• KANAL BERITA

200 SKTM Dicoret BP2MK Wilayah I

foto ilustrasi - istimewa
foto ilustrasi - istimewa

UNGARAN, suaramerdeka.com - Surat Keterangan Tidak Mampu (SKTM) yang dilampirkan 200 orang calon siswa SMA dan SMK Negeri dicoret oleh Balai Pengendali Pendidikan Menengah dan Khusus (BP2MK) Wilayah I Semarang Dinas Pendidikan dan Kebudayaan Provinsi Jawa Tengah. Pencoretan tersebut dilakukan, setelah tim yang dibentuk menggelar verifikasi faktual dengan mendatangi rumah calon siswa yang tersebar di enam kabupaten/kota. Meliputi, Kota Semarang, Kabupaten Semarang, Kota Salatiga, Demak, Kendal, dan Kabupaten Grobogan.
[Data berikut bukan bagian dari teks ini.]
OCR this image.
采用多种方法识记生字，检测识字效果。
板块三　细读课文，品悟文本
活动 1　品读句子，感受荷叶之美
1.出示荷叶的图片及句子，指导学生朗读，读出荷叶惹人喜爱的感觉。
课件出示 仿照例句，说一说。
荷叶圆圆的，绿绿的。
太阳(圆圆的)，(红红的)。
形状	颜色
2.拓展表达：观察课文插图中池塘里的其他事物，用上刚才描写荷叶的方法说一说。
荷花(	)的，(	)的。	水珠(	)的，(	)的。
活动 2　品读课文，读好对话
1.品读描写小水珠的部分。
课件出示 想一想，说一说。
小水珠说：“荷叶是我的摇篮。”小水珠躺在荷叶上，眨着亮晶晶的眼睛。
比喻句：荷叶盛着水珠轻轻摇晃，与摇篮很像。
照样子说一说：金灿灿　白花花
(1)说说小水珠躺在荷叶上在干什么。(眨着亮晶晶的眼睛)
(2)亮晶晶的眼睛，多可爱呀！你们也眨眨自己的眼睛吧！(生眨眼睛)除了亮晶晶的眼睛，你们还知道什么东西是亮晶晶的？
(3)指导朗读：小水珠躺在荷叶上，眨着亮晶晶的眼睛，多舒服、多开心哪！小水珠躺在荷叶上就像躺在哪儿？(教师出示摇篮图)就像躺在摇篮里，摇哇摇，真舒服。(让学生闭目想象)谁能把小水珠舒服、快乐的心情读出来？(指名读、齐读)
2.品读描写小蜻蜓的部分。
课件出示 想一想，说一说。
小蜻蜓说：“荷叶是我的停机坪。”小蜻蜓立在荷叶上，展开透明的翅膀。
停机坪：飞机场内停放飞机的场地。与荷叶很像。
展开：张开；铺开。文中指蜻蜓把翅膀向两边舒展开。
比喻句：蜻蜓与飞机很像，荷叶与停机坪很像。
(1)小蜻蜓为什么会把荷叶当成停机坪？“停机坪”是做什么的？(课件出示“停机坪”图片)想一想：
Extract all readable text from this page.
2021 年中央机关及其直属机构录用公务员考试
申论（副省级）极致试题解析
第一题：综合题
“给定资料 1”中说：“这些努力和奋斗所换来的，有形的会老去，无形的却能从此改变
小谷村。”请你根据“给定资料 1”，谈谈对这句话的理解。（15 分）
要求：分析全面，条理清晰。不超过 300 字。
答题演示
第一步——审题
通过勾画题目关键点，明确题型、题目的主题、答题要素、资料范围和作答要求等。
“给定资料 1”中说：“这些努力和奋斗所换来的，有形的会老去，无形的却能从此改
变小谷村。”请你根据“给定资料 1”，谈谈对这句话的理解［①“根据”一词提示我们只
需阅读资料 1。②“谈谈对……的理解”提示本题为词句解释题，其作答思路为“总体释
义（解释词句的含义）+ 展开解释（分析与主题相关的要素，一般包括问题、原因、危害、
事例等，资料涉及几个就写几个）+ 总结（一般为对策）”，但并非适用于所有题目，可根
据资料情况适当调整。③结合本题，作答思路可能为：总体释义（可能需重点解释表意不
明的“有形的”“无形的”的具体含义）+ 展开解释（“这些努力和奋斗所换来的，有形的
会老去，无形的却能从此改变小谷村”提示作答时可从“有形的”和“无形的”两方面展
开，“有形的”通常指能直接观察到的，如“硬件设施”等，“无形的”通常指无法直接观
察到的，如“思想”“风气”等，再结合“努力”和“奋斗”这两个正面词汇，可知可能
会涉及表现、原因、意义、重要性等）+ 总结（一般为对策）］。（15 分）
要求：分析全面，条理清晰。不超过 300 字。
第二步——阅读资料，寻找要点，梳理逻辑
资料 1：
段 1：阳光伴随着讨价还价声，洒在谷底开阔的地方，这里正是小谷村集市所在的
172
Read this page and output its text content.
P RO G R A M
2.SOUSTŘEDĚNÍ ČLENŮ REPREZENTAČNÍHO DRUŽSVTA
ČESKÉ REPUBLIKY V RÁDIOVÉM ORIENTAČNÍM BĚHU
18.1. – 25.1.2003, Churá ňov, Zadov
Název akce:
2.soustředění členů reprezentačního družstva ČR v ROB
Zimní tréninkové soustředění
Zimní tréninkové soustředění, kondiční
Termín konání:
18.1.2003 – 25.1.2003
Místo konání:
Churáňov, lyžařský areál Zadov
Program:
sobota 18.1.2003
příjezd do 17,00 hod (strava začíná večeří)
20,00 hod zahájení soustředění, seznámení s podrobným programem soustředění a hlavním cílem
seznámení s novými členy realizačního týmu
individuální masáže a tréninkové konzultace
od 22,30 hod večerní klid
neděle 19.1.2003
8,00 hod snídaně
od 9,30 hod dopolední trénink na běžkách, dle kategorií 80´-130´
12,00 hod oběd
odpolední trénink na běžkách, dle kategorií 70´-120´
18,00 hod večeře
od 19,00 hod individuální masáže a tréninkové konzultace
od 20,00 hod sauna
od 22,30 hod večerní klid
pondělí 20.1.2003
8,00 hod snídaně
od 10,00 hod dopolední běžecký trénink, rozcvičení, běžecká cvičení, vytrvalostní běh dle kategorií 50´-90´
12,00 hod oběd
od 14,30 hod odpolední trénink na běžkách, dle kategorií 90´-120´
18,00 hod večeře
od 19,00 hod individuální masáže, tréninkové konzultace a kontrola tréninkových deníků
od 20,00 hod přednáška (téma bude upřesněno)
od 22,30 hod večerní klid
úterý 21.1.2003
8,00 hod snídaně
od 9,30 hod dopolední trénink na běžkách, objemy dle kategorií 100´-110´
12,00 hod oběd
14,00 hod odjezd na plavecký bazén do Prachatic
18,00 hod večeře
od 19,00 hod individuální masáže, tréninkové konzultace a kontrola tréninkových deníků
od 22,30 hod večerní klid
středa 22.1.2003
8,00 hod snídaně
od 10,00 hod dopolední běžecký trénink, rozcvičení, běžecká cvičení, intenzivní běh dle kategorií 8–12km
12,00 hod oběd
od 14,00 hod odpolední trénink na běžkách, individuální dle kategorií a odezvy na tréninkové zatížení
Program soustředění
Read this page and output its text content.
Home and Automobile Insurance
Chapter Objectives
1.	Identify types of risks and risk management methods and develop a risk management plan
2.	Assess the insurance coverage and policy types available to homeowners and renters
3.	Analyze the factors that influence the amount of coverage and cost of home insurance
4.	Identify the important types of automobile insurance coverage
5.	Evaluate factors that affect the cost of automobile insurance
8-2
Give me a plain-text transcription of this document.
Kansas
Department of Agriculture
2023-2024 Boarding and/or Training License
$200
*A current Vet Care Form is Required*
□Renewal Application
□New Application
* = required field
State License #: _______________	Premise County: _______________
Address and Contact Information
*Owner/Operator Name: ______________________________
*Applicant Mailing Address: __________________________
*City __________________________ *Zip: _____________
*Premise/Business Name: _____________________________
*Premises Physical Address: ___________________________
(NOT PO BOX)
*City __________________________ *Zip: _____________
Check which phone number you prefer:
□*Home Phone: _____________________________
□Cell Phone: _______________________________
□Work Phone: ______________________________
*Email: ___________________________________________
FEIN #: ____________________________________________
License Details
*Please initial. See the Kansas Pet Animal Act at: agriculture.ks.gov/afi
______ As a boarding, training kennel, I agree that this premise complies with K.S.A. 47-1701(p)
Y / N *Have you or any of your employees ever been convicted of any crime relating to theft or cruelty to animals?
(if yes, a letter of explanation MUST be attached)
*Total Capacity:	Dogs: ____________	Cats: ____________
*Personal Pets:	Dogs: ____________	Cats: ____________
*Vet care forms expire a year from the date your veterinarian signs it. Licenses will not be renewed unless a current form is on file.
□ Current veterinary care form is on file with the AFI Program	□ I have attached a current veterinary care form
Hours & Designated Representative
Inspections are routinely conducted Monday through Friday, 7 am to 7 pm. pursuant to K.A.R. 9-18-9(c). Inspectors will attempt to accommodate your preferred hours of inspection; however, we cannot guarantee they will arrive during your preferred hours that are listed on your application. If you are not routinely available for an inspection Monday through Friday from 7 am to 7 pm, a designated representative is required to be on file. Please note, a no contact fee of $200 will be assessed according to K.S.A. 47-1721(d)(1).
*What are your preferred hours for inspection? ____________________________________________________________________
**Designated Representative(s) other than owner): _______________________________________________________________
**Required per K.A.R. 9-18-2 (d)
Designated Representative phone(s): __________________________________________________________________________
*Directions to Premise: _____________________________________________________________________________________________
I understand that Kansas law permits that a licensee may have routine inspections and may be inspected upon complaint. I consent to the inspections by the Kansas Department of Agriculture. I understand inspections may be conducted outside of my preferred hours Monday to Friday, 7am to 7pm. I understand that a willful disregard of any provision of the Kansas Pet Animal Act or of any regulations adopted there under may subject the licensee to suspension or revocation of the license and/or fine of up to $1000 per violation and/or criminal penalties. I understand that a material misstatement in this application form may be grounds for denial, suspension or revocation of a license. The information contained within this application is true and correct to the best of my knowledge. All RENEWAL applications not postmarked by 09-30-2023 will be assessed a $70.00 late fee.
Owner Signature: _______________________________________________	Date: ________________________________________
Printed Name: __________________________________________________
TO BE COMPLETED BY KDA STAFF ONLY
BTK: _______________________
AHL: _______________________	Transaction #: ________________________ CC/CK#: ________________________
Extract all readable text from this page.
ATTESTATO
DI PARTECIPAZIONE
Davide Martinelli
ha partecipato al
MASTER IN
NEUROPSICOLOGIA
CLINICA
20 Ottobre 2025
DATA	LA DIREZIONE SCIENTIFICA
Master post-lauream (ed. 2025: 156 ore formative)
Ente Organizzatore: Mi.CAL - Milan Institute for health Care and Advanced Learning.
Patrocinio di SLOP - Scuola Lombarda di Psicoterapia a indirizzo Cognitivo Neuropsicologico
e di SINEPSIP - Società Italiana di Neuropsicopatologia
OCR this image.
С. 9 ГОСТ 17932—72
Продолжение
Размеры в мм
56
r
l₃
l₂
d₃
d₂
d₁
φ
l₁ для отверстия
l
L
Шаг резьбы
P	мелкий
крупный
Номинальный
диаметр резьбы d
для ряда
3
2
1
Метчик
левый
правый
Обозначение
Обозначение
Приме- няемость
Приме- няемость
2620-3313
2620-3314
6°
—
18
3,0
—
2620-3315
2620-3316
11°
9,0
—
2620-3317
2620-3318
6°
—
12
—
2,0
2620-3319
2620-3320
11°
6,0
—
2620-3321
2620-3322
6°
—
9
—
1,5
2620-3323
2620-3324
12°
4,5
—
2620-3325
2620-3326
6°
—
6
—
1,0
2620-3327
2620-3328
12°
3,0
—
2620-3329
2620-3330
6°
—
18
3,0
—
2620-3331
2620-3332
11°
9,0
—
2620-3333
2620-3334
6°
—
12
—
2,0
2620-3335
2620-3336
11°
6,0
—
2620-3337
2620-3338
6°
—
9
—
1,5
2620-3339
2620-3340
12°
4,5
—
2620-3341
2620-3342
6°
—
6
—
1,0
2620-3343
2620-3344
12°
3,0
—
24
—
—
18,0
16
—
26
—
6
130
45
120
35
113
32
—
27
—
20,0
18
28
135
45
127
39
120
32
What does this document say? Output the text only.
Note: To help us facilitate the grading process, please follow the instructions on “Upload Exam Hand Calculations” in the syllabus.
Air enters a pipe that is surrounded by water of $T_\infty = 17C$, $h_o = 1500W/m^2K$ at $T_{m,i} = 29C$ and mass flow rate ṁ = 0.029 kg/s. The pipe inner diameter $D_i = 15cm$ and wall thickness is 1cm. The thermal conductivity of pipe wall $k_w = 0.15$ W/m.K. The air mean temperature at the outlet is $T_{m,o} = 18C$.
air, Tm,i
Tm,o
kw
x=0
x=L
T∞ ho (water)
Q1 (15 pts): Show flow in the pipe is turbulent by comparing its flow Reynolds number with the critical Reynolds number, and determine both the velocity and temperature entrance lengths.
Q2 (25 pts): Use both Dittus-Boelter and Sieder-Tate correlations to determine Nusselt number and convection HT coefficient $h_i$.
“Sesuai perintah Pak Gubernur, kami lakukan pencoretan. Dari verifikasi faktual di lapangan, ada 200 siswa yang menggunakan SKTM tidak layak,” kata Kepala BP2MK Wilayah I, Bagus Surjanto, Kamis (12/7).

Pada enam kabupaten/kota tadi, lanjutnya, ada 38 SMK Negeri dan 68 SMA Negeri. Daya tampung SMA Negeri di enam wilayah tadi, ada 21.753 siswa dan yang mendaftar dengan SKTM ada 3.290 siswa. Pasca verifikasi faktual, dari 3.290 SKTM ada 73 SKTM yang dinilai tidak layak.

Sedangkan daya tampung SMK Negeri di enam wilayah tersebut, ada 16.966 siswa dan yang mendaftar dengan SKTM tercatat ada 2.714 siswa. Setelah diverifikasi faktual, tim menemukan 127 SKTM tidak layak. “Siswa yang dicoret, dipersilakan mendaftar ke sekolah swasta. Karena tidak ada lagi pendataran di SMA dan SMK Negeri,” tandasnya.